Malgré son incarcération en Algérie, l’écrivain franco-algérien Boualem Sansal, figure majeure de la littérature engagée, vient de recevoir l’un des prix littéraires les plus prestigieux et les mieux dotés de France : le prix mondial Cino del Duca, remis mercredi 21 mai 2025 par la Fondation Simone et Cino Del Duca.

D’une valeur de 200 000 euros, cette récompense salue « la force d’un écrivain qui, par-delà les frontières et la censure, continue de porter une parole libre, profondément humaniste et résolument nécessaire », selon les mots du jury.
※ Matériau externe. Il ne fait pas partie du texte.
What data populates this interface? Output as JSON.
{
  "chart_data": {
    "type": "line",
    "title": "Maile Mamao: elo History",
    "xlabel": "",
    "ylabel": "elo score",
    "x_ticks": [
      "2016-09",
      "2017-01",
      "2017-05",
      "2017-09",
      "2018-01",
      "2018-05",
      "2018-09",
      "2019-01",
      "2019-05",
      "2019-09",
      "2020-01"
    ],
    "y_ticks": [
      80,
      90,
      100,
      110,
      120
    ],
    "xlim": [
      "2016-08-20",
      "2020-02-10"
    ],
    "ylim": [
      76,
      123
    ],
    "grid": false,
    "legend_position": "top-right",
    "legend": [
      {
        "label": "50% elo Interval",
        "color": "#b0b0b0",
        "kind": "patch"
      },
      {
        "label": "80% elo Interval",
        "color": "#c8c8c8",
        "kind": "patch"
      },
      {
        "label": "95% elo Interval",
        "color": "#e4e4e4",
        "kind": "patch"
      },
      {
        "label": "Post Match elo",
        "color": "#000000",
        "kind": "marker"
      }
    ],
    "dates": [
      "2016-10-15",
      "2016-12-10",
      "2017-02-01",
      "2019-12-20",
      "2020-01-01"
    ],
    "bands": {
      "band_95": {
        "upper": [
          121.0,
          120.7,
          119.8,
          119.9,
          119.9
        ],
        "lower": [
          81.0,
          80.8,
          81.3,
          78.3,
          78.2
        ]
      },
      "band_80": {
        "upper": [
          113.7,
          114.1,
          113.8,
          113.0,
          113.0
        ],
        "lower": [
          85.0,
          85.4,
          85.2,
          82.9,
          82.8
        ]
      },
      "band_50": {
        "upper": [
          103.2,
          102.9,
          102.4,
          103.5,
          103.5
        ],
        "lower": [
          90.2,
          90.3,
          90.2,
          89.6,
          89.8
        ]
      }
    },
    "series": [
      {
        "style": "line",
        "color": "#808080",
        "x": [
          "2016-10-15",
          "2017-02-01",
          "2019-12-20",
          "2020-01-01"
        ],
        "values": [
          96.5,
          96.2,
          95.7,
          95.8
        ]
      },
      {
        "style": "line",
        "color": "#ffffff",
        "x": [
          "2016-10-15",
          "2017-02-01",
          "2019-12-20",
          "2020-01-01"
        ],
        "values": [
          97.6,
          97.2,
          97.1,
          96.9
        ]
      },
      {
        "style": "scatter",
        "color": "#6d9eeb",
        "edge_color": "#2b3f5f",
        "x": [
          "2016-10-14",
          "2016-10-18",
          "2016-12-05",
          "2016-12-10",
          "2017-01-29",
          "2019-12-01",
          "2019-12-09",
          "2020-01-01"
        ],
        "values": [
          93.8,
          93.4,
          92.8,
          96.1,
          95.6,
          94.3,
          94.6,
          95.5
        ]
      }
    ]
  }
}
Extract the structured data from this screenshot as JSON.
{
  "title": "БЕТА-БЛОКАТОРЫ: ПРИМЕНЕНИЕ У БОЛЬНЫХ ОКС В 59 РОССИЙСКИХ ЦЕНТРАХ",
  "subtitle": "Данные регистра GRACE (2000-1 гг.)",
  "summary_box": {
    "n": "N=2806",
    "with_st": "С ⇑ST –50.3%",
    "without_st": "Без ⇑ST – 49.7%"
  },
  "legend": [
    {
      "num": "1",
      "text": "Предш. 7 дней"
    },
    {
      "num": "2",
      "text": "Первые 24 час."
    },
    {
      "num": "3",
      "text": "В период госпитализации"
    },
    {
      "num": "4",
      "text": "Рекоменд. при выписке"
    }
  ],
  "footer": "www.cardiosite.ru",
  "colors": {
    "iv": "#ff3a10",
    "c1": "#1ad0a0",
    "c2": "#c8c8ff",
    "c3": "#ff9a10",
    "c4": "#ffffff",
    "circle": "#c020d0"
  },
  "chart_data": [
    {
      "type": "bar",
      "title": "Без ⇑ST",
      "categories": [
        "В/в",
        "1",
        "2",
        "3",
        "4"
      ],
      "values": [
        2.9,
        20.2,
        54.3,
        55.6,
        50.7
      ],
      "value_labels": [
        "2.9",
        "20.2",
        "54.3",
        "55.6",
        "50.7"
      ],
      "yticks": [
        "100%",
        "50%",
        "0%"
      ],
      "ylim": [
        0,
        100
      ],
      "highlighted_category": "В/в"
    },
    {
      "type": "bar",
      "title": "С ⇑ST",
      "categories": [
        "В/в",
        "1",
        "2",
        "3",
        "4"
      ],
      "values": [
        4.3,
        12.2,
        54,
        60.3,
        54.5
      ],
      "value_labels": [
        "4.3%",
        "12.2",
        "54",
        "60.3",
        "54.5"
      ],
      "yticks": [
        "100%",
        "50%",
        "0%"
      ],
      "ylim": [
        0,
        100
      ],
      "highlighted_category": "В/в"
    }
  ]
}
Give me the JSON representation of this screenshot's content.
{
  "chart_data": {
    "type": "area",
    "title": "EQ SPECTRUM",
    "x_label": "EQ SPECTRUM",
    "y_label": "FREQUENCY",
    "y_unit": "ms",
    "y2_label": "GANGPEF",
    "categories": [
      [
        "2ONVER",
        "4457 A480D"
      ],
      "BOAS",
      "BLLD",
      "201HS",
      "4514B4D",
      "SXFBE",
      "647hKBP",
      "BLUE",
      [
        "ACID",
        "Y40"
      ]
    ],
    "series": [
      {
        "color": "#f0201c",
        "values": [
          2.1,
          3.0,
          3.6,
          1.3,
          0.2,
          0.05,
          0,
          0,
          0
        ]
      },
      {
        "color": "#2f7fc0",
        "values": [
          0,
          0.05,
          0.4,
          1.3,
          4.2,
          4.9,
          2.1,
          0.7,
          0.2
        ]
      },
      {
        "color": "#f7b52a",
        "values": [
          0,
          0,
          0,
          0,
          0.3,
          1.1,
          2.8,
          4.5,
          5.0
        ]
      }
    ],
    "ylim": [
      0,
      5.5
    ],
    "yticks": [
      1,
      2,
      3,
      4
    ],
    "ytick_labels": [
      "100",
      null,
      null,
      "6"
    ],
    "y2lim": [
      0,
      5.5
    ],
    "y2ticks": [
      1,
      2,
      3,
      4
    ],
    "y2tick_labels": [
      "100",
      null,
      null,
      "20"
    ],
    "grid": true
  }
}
Le prix consacre l’ensemble de son œuvre, marquée par une exigence intellectuelle rare et un engagement sans compromis pour la vérité et la liberté.
Âgé de 75 ans, Sansal est détenu depuis novembre dernier, après avoir été arrêté à l’aéroport d’Alger. Le 27 mars, il a été condamné à cinq ans de prison, notamment pour des propos tenus dans une interview au média français d’extrême droite Frontières, dans laquelle il affirmait que certains territoires de l’Algérie actuelle avaient historiquement appartenu au Maroc avant la colonisation française. Des propos jugés attentatoires à l’intégrité du territoire national par les autorités algériennes.
Un procès en appel est prévu le 24 juin. En attendant, son cas exacerbe les tensions diplomatiques déjà vives entre Paris et Alger. Tandis que le gouvernement algérien affirme que la justice suit son cours, la France a appelé à un « geste d’humanité » envers un homme âgé, malade – atteint d’un cancer – et détenu dans des conditions préoccupantes.
Créé en 1969, le prix mondial Cino del Duca distingue chaque année un auteur, français ou étranger, dont l’œuvre — littéraire ou scientifique — porte un message d’humanisme moderne. Boualem Sansal rejoint ainsi un panthéon d’écrivains de renom, parmi lesquels Léopold Sédar Senghor, Andreï Sakharov, Jorge Luis Borges, Milan Kundera ou encore Kamel Daoud, lauréat en 2019.
Dans un contexte de crise diplomatique aiguë entre l’Algérie et la France — la plus sérieuse depuis l’indépendance de 1962, marquée par le gel des coopérations bilatérales et une série d’expulsions réciproques — ce prix apparaît aussi comme un acte symbolique fort, une manière de rappeler que la littérature, elle, ne connaît ni frontières ni murs.